The third element in a “3-element control” system is the flow of steam leaving the steam drum. The variation in demand from the steam header is the most common disturbance to the boiler level control system in an industrial steam system.

By measuring the steam flow, the magnitude of demand changes can be used as a feed forward signal to the level control system. The feed forward signal can be added into the output of the level controller to adjust the flow control loop set point, or can be added into the output of the flow control loop to directly manipulate the boiler feedwater control valve. The majority of boiler level control systems add the feed forward signal into the level controller output to the secondary (feedwater flow) controller set point. This approach eliminates the need for characterizing the feed forward signal to match the control valve characteristic.

Actual boiler level control schemes do not feed the steam flow signal forward directly. Instead, the difference between the outlet steam flow and the inlet water flow is calculated. The difference value is directly added to the set point signal to the feedwater flow controller. Therefore, if the steam flow out of the boiler is suddenly increased by the start up of a turbine, for example, the set point to the feedwater flow controller is increased by exactly the amount of the measured steam flow increase.

Simple material balance considerations suggest that if the two flow meters are exactly accurate, the flow change produced by the flow control loop will make up exactly enough water to maintain the level without producing a significant upset to the level control loop. Similarly, a sudden drop in steam demand caused by the trip of a significant turbine load will produce an exactly matching drop in feedwater flow to the steam drum without producing any significant disturbance to the boiler steam drum level control.

Of course, there are losses from the boiler that are not measured by the steam production meter. The most common of these are boiler blow down and steam vents (including relief valves) ahead of the steam production meter. In addition, boiler operating conditions that alter the total volume of water in the boiler cannot be corrected by the feed forward control strategy. For example, forced circulation boilers may have steam generating sections that are placed out of service or in service intermittently. The level controller itself must correct for these unmeasured disturbances using the normal feedback control algorithm.

Notes on Firing Control Systems
In general, firing control is accomplished with a Plant Master that monitors the pressure of the main steam header and modulates the firing rate (and hence, the steam production rate) of one or more boilers delivering steam to the steam header. The firing demand signal is sent to all boilers in parallel, but each boiler is provided with a Boiler Master to allow the Plant Master demand signal to be overridden or biased. When the signal is overridden, the steam production rate of the boiler is set manually by the operator, and the boiler is said to be base-loaded. Most boilers on a given header must be allowed to be driven by the Plant Master to maintain pressure control.

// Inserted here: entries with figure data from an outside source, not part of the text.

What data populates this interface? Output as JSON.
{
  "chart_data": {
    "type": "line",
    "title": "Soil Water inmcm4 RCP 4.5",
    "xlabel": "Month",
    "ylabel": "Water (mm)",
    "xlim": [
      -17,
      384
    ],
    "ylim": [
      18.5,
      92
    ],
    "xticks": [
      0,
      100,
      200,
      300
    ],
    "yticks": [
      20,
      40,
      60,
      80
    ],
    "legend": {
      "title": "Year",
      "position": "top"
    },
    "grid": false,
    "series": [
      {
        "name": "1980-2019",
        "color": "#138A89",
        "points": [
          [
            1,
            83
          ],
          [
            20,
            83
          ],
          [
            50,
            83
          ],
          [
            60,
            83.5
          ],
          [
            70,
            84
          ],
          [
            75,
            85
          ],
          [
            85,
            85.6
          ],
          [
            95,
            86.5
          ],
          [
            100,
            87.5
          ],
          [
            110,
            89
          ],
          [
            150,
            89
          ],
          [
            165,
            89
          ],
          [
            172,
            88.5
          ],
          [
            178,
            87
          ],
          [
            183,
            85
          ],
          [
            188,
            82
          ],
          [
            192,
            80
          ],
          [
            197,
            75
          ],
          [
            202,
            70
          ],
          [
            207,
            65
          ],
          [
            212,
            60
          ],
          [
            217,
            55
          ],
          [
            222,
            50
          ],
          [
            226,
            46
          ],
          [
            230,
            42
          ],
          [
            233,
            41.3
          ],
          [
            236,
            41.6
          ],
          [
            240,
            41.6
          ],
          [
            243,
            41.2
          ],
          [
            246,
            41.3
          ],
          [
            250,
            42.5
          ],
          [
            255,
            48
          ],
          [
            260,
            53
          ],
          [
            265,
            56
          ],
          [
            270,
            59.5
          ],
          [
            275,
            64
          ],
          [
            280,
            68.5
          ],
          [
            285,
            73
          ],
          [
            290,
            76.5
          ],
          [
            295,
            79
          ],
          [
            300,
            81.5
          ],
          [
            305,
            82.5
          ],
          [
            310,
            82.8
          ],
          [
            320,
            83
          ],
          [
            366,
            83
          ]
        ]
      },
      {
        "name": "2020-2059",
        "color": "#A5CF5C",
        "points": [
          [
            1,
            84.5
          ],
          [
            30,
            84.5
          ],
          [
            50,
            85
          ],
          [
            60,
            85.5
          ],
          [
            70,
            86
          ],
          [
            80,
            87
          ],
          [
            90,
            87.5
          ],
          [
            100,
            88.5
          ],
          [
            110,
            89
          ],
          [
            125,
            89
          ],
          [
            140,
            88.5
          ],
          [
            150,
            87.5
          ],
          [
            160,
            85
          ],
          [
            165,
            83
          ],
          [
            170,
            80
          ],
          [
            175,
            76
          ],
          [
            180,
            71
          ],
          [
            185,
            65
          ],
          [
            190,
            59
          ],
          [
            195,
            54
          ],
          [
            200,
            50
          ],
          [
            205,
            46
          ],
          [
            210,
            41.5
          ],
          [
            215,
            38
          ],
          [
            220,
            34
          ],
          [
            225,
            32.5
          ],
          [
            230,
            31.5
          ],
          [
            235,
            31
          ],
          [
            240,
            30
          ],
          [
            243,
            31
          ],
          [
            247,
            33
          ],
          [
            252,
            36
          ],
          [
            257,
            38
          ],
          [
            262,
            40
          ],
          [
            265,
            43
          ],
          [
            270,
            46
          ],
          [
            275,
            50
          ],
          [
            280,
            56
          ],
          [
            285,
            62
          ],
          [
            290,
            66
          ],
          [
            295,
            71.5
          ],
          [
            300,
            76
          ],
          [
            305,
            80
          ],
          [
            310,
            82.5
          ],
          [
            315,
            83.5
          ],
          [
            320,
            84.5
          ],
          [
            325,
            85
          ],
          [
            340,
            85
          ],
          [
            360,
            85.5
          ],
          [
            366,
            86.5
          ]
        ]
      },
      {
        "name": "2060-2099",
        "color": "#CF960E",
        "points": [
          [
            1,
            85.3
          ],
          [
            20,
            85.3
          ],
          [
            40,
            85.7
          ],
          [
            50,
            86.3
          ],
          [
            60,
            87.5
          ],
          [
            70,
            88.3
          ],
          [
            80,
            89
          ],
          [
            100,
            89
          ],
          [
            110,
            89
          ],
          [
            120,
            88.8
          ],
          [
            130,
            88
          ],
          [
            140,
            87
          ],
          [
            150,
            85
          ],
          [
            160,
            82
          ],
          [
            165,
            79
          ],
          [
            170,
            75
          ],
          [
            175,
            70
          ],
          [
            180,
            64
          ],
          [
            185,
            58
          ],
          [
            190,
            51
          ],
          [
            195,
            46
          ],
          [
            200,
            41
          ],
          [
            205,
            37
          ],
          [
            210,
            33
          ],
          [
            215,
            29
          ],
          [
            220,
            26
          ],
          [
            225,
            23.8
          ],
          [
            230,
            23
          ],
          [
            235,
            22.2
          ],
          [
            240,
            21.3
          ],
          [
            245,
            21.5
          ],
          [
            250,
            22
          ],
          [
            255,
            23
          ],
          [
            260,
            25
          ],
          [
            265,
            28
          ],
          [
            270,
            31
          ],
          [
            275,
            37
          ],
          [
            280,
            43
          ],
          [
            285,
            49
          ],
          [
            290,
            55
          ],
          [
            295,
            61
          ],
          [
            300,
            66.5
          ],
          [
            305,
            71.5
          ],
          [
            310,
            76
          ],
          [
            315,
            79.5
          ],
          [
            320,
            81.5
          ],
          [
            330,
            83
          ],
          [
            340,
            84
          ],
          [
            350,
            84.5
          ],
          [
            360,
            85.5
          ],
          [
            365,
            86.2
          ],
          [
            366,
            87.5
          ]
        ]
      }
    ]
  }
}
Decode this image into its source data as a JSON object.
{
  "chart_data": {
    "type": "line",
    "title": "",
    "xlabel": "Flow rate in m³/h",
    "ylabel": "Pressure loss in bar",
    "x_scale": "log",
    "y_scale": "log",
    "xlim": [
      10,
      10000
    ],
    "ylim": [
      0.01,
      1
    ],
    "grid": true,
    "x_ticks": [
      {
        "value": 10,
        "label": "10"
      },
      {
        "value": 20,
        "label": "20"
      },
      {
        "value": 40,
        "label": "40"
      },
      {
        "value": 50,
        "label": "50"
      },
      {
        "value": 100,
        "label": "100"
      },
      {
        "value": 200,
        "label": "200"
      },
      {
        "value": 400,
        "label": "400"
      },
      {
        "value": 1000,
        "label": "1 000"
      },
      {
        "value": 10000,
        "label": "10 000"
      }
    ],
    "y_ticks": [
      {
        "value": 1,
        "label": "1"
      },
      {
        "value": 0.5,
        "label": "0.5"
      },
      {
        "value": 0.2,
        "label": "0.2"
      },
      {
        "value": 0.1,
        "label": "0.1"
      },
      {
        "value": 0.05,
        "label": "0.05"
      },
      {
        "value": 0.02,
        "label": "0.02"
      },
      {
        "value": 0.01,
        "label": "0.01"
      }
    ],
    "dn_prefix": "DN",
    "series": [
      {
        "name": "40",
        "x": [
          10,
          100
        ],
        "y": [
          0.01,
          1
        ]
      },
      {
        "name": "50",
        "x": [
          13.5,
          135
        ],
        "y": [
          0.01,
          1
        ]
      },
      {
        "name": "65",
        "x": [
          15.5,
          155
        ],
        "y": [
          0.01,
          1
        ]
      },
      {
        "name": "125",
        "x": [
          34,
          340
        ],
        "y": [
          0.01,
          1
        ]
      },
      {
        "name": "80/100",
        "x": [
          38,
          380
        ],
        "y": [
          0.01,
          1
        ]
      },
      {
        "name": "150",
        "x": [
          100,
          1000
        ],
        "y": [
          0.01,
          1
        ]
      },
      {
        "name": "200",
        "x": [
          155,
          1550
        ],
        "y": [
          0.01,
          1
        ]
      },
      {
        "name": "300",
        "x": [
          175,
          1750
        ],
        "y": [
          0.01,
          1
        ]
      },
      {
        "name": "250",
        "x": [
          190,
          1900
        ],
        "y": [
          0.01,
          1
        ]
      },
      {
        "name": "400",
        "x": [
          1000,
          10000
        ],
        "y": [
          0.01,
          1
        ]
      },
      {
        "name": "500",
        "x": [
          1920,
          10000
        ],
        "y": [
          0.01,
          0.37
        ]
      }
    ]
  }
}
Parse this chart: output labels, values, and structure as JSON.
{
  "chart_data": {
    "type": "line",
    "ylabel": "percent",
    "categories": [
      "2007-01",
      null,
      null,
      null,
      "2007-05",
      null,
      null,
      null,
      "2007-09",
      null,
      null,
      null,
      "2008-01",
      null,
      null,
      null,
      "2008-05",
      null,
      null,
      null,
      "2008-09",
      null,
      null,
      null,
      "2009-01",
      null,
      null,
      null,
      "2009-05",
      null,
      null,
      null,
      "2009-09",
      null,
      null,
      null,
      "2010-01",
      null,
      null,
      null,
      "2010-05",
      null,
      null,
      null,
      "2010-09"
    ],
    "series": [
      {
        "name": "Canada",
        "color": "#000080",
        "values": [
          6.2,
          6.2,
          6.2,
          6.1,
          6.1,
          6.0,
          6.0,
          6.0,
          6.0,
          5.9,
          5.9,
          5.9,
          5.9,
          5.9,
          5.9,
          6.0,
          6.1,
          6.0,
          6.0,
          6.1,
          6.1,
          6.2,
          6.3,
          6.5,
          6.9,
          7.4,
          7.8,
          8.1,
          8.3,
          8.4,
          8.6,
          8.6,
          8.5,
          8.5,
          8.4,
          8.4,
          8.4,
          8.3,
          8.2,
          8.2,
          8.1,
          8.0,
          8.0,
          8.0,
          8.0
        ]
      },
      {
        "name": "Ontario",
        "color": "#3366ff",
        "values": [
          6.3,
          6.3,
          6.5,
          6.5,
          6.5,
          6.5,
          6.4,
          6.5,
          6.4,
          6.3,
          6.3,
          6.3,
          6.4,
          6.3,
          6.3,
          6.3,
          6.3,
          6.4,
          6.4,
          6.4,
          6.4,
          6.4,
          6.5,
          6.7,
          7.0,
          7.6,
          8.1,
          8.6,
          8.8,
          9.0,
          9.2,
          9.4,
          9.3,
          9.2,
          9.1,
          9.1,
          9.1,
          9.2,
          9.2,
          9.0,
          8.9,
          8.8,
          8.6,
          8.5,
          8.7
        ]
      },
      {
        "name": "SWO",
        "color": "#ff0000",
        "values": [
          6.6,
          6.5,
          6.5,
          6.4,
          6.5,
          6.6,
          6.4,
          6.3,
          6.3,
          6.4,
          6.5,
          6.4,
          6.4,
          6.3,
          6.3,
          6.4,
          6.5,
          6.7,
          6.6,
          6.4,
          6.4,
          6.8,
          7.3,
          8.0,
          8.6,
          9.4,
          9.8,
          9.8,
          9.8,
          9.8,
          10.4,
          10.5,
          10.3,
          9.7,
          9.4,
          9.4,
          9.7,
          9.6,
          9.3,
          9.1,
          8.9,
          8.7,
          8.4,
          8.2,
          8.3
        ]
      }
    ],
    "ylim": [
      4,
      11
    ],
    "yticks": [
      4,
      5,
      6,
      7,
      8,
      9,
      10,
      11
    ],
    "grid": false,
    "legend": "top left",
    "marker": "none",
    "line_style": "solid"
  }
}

Boilers that have the Boiler Master set in automatic mode (passing the steam demand from the Plant Master to the boiler firing control system) are said to be swing boilers as opposed to base-loaded boilers.

The presence of heat recovery steam boilers on a steam header raises new control issues because the steam production rate is primarily controlled by the horsepower demand placed on the gas turbine providing the heat to the boiler. If the heat recovery boiler operates at a pressure above the header pressure, a separate pressure control system can be used to blow off excess steam from the heat recovery boiler when production is above the steam header demand. Note that for maximum efficiency, most heat recovery boilers are fitted with duct burners to provide additional heat to the boiler. The duct burner is controlled with a Boiler Master like any other swing boiler. As long as there are other large swing boilers connected to the steam header, the other fired boilers can reduce firing as required when output increases from the heat recovery boiler.